Pharmacokinetics (PK) is defined as the branch of pharmacology dedicated to determination of the fate of substances administered to a living organism.

 

Pharmacokinetics refers to the movement of drug into, through, and out of the body—the time course of its liberation, absorption, distribution, metabolism, and excretion (ADME).

 

    1. Liberation – the process of release of a drug from the pharmaceutical formulation
    2. Absorption – the process of a substance entering the blood circulation.
    3. Distribution – the dispersion or dissemination of substances throughout the fluids and tissues of the body.
    4. Metabolism (or biotransformation, or inactivation) – the recognition by the organism that a foreign substance is present and the irreversible transformation of administered compounds into metabolites.
    5. Excretion – the removal of the substances from the body. In rare cases, some drugs irreversibly accumulate in body tissue

 

Pharmacokinetics is essentially the study of how the organism affects the drug, whereas pharmacodynamics is the study of how a drug affects the body organism. Both together influence dosing, benefit, and adverse effects.

 

Bioanalysis is integral to our understanding of the pharmacokinetic profile of a therapeutic.
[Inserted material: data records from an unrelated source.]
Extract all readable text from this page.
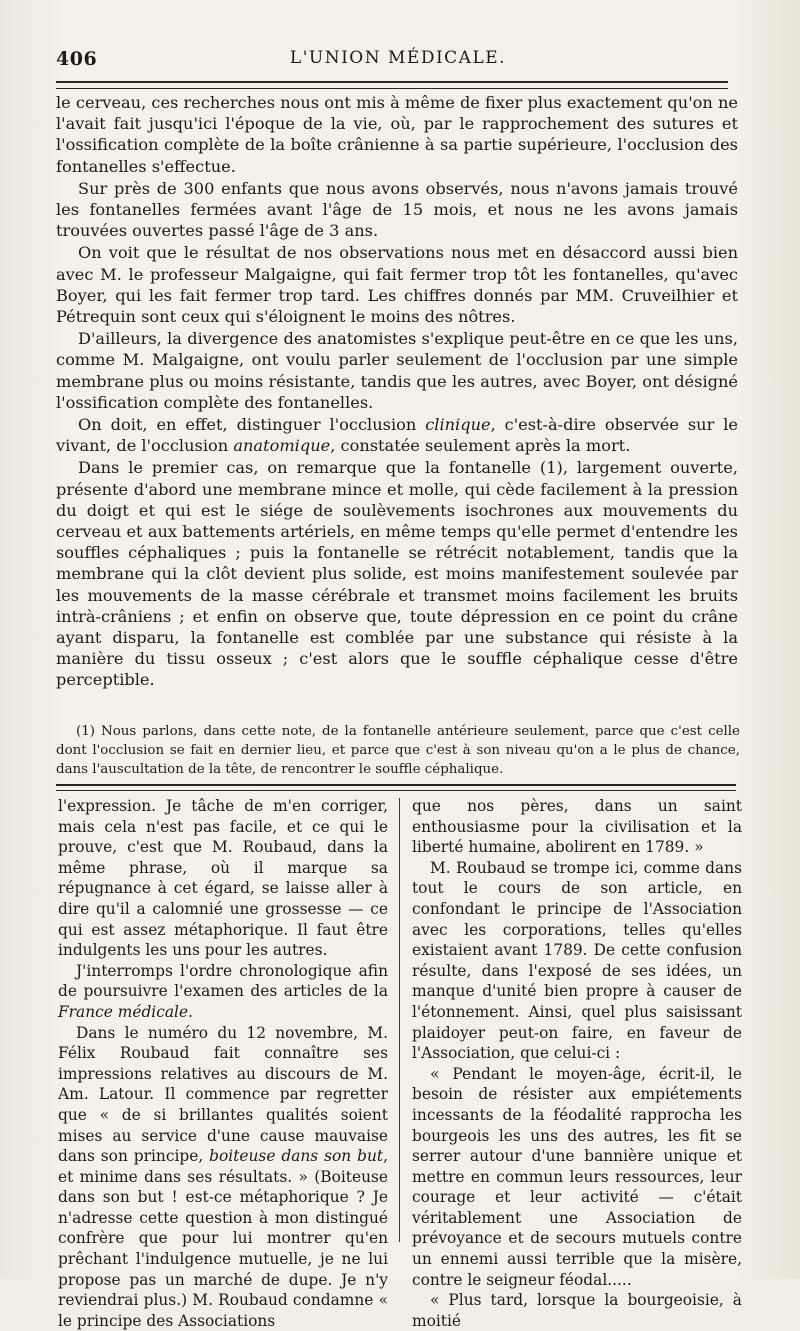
406	L'UNION MÉDICALE.

le cerveau, ces recherches nous ont mis à même de fixer plus exactement qu'on ne l'avait fait jusqu'ici l'époque de la vie, où, par le rapprochement des sutures et l'ossification complète de la boîte crânienne à sa partie supérieure, l'occlusion des fontanelles s'effectue.

Sur près de 300 enfants que nous avons observés, nous n'avons jamais trouvé les fontanelles fermées avant l'âge de 15 mois, et nous ne les avons jamais trouvées ouvertes passé l'âge de 3 ans.

On voit que le résultat de nos observations nous met en désaccord aussi bien avec M. le professeur Malgaigne, qui fait fermer trop tôt les fontanelles, qu'avec Boyer, qui les fait fermer trop tard. Les chiffres donnés par MM. Cruveilhier et Pétrequin sont ceux qui s'éloignent le moins des nôtres.

D'ailleurs, la divergence des anatomistes s'explique peut-être en ce que les uns, comme M. Malgaigne, ont voulu parler seulement de l'occlusion par une simple membrane plus ou moins résistante, tandis que les autres, avec Boyer, ont désigné l'ossification complète des fontanelles.

On doit, en effet, distinguer l'occlusion clinique, c'est-à-dire observée sur le vivant, de l'occlusion anatomique, constatée seulement après la mort.

Dans le premier cas, on remarque que la fontanelle (1), largement ouverte, présente d'abord une membrane mince et molle, qui cède facilement à la pression du doigt et qui est le siége de soulèvements isochrones aux mouvements du cerveau et aux battements artériels, en même temps qu'elle permet d'entendre les souffles céphaliques ; puis la fontanelle se rétrécit notablement, tandis que la membrane qui la clôt devient plus solide, est moins manifestement soulevée par les mouvements de la masse cérébrale et transmet moins facilement les bruits intrà-crâniens ; et enfin on observe que, toute dépression en ce point du crâne ayant disparu, la fontanelle est comblée par une substance qui résiste à la manière du tissu osseux ; c'est alors que le souffle céphalique cesse d'être perceptible.

(1) Nous parlons, dans cette note, de la fontanelle antérieure seulement, parce que c'est celle dont l'occlusion se fait en dernier lieu, et parce que c'est à son niveau qu'on a le plus de chance, dans l'auscultation de la tête, de rencontrer le souffle céphalique.

l'expression. Je tâche de m'en corriger, mais cela n'est pas facile, et ce qui le prouve, c'est que M. Roubaud, dans la même phrase, où il marque sa répugnance à cet égard, se laisse aller à dire qu'il a calomnié une grossesse — ce qui est assez métaphorique. Il faut être indulgents les uns pour les autres.

J'interromps l'ordre chronologique afin de poursuivre l'examen des articles de la France médicale.

Dans le numéro du 12 novembre, M. Félix Roubaud fait connaître ses impressions relatives au discours de M. Am. Latour. Il commence par regretter que « de si brillantes qualités soient mises au service d'une cause mauvaise dans son principe, boiteuse dans son but, et minime dans ses résultats. » (Boiteuse dans son but ! est-ce métaphorique ? Je n'adresse cette question à mon distingué confrère que pour lui montrer qu'en prêchant l'indulgence mutuelle, je ne lui propose pas un marché de dupe. Je n'y reviendrai plus.) M. Roubaud condamne « le principe des Associations

que nos pères, dans un saint enthousiasme pour la civilisation et la liberté humaine, abolirent en 1789. »

M. Roubaud se trompe ici, comme dans tout le cours de son article, en confondant le principe de l'Association avec les corporations, telles qu'elles existaient avant 1789. De cette confusion résulte, dans l'exposé de ses idées, un manque d'unité bien propre à causer de l'étonnement. Ainsi, quel plus saisissant plaidoyer peut-on faire, en faveur de l'Association, que celui-ci :

« Pendant le moyen-âge, écrit-il, le besoin de résister aux empiétements incessants de la féodalité rapprocha les bourgeois les uns des autres, les fit se serrer autour d'une bannière unique et mettre en commun leurs ressources, leur courage et leur activité — c'était véritablement une Association de prévoyance et de secours mutuels contre un ennemi aussi terrible que la misère, contre le seigneur féodal.....

« Plus tard, lorsque la bourgeoisie, à moitié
The concentration/time data obtained from analysis of biological samples feeds the modeling of a drug’s fate in an organism.

 

As bioanalytical experts we are happy to work with any type of molecule ranging from conventional small molecules to biopharmaceuticals (large molecules). Most bioanalytical assays use blood-based matrices such as plasma or serum but we are equally comfortable working with non-routine matrices such as urine, CSF, feces and tissues as part of the assessment of distribution and excretion.

 

There has been an increasing focus on large molecule therapeutics in development and pharmaceutical companies have aligned their development pipelines more in that direction. The increasingly complex nature of the analytes under investigation has meant that bioanalytical has had to evolve to keep up. KCAS has built an expert team developing sensitive and selective assays using ligand binding technologies for quantitation of large molecules. These approaches are routinely applied for the bulk of our biomolecule PK support but they do not represent a panacea. Limited availability of quality reagents or presence of analogues mean that an alternative approach such as Hybrid LC-MS/MS may be more applicable. Combining the principles of ligand binding for target analyte enrichment with the selectivity offered by chromatography and mass spectrometry make it possible to determine low concentrations of large molecule analytes in the presence of other matrix components at similar levels to ligand binding.

 

The benefit of this is that we have two expert teams working with complementary analytical technologies under one roof. We can readily formulate the best approach for your large molecule PK project. The close proximity of the teams also means we can readily pivot between methodologies should we encounter major issues.

 

KCAS aims to be a collaborative team member when supporting your drug development program. We have built our core expertise to support all aspects of pharmacokinetics, independent of the size of the drug. To ensure that you get the output you want we are happy to provide non-compartmental PK modeling for non-clinical and clinical studies.